The dollar’s exchange rate is just another market price. It freely adjusts to buyers’ and sellers’ expectations about conditions here and abroad. The euro has climbed from 86 cents in January to parity this summer and now hovers around 98 cents. The yen also has improved, moving from 134 yen to the dollar then to 124 now.
Some people say the Bush Administration should abandon its “hands off” policy and intervene in foreign exchange markets to push the dollar down further, by around 10% to 20%. C. Fred Bergsten, director of the Institute for International Economics, and other Washington cognoscenti want this U.S. intervention so our goods will be more affordable abroad. And imports will be more expensive. This would serve to boost U.S. manufacturing exports and the domestic economy. Yet the chief reason they campaign for a measured U.S. buck‐weakening program is to “correct” our growing external deficit and avoid a dollar crash and financial market chaos.

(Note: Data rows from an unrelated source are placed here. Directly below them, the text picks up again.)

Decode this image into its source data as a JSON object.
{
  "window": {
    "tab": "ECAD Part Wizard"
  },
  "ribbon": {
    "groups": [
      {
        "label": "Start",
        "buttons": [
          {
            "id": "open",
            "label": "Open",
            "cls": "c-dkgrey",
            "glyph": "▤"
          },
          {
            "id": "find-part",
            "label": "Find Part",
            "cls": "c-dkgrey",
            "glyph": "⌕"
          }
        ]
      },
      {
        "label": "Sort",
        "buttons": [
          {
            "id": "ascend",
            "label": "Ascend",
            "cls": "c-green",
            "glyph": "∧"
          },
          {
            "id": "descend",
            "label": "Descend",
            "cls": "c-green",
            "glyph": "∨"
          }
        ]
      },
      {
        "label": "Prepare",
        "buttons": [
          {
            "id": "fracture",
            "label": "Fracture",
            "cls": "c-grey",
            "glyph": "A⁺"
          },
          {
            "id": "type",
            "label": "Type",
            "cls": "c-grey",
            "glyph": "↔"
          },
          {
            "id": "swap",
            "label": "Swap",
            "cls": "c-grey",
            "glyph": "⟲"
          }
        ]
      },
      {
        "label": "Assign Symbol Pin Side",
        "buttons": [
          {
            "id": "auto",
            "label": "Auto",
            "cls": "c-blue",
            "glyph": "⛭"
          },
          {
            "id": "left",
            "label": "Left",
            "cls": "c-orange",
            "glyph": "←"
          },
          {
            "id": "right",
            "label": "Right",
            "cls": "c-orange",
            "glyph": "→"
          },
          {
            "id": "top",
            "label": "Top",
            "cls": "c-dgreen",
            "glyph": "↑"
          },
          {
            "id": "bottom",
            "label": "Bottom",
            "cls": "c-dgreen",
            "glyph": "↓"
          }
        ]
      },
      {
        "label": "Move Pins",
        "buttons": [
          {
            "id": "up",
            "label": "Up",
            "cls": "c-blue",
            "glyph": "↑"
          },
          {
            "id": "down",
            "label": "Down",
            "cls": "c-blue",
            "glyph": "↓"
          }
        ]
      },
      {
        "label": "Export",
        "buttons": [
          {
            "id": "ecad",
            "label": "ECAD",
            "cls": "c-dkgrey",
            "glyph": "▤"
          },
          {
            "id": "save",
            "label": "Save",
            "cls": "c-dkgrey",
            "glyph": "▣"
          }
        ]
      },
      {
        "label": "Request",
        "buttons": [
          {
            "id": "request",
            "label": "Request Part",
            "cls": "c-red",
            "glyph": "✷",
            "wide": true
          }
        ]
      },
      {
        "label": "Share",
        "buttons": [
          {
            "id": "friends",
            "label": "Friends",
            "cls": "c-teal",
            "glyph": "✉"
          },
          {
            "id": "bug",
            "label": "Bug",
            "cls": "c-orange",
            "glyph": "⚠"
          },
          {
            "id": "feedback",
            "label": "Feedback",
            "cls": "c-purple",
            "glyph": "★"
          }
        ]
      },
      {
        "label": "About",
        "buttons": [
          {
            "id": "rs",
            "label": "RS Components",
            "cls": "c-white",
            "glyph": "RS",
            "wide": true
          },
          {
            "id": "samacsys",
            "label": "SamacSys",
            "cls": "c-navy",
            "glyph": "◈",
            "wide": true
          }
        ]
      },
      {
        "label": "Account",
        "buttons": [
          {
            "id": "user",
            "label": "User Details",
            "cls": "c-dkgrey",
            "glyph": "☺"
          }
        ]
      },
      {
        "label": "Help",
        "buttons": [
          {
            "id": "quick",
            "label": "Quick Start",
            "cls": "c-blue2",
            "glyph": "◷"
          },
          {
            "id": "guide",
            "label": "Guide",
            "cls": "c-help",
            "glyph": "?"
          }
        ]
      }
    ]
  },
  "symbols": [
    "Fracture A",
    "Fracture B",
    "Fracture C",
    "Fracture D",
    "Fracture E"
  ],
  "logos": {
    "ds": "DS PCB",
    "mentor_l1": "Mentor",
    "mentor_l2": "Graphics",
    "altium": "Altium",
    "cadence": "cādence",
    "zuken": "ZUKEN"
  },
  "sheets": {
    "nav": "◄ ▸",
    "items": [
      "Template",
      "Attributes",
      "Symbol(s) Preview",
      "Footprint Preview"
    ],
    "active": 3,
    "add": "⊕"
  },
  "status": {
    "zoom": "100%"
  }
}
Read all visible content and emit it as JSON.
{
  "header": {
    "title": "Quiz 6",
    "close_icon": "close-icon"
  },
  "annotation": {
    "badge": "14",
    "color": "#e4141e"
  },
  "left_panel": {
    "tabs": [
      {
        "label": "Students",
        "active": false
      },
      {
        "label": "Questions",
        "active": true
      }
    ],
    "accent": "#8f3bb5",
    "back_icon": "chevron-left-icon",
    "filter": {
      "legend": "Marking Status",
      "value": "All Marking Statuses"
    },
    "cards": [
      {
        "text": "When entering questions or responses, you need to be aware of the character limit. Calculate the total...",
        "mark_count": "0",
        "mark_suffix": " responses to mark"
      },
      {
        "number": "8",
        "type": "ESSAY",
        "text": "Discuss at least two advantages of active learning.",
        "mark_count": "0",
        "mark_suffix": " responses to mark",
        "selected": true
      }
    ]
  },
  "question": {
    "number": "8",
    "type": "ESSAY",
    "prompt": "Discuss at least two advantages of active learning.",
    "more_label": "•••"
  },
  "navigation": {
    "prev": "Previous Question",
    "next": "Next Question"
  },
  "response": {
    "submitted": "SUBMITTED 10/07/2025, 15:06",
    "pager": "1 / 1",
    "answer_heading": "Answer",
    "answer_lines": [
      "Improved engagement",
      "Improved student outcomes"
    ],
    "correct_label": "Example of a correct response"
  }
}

The cognoscenti fear a dizzying dollar slide when they see the wide U.S. current account deficit–the difference between the value of the goods and services the U.S. sells abroad and what the U.S. purchases from foreigners. (The trade deficit, which you also hear about, focuses on just the goods.) This year the current account deficit will hit $480 billion, or 4.6% of GDP. Roughly 67% of the U.S. deficit is with Asian countries, 16.5% with western European countries and 15.3% with Canada and Mexico. Luckily the U.S. can cover this gap because it attracts vast amounts of overseas investments in our stocks and bonds. If that money goes away, the worriers warn, the dollar crashes.
Well, no Washington intervention is going to happen. First, Treasury Secretary Paul O’Neill is steadfast in opposing such a move. Second, we don’t need one. The dollar is going to strengthen on its own, so why get all excited?
I know, I know, the dollar has been weakening this year. Last summer experts were expecting the euro, then at a buck even, to go to $1.10 by year‐end, but the euro has had a tough time returning to even last summer’s level.
It turns out that the U.S. current account deficit has been easier to finance than pessimists think. During 2002’s first half the current account deficit was $242 billion. In addition to that, there was a net outflow from the U.S. of $42 billion to purchase foreign businesses. These outflows were offset in large part by the healthy $167 billion that foreigners spent to purchase our stocks and bonds. They also held on to greenbacks, stashing them in dollar bank accounts. For example, Chinese businesses have been accumulating dollar deposits at a rate of $1.2 billion per month this year. Foreign central banks financed the remainder of our external deficit by also piling up dollar reserves.
Asian central banks in particular have been aggressive collectors of dollar reserves. That’s important with Asia accounting for the largest share of the U.S. deficit. The Asian central banks have already added $76 billion in dollars to their war chests this year and by year‐end that number will approach $100 billion, or 21% of the U.S. current account deficit.
The notion that foreigners will turn away from the dollar and U.S. markets is farfetched. The dollar has unique attractions. It is the world’s key currency and the only true international money. Thanks to the dollar’s stability, liquidity and low transaction costs, the U.S. has an edge in attracting capital inflows to finance the current account deficit. The U.S. has a virtually unlimited line of credit into the world’s savings pool. And this will not change, despite fretting over American wars, accounting scandals and earnings slumps.
The large crop of willing Asian dollar buyers often has a special link to the dollar. Asian countries have a fear of floating. Many of them link their currencies de facto to the greenback. Accordingly, you can count on their central banks to keep accumulating dollar reserves if that is what’s required to keep their currencies “competitive.”
So the dollar isn’t going to fall precipitously or even at all. Against the much‐touted euro, the greenback will appreciate modestly over the next year. The only things that could throw off my projection for the near term are the risks and uncertainties that accompany war. After all, foreign private‐portfolio investments in the U.S. ebb and flow with the emotional current, no easy factor to predict. It’s no wonder currencies have a nasty habit of making fools out of forecasters.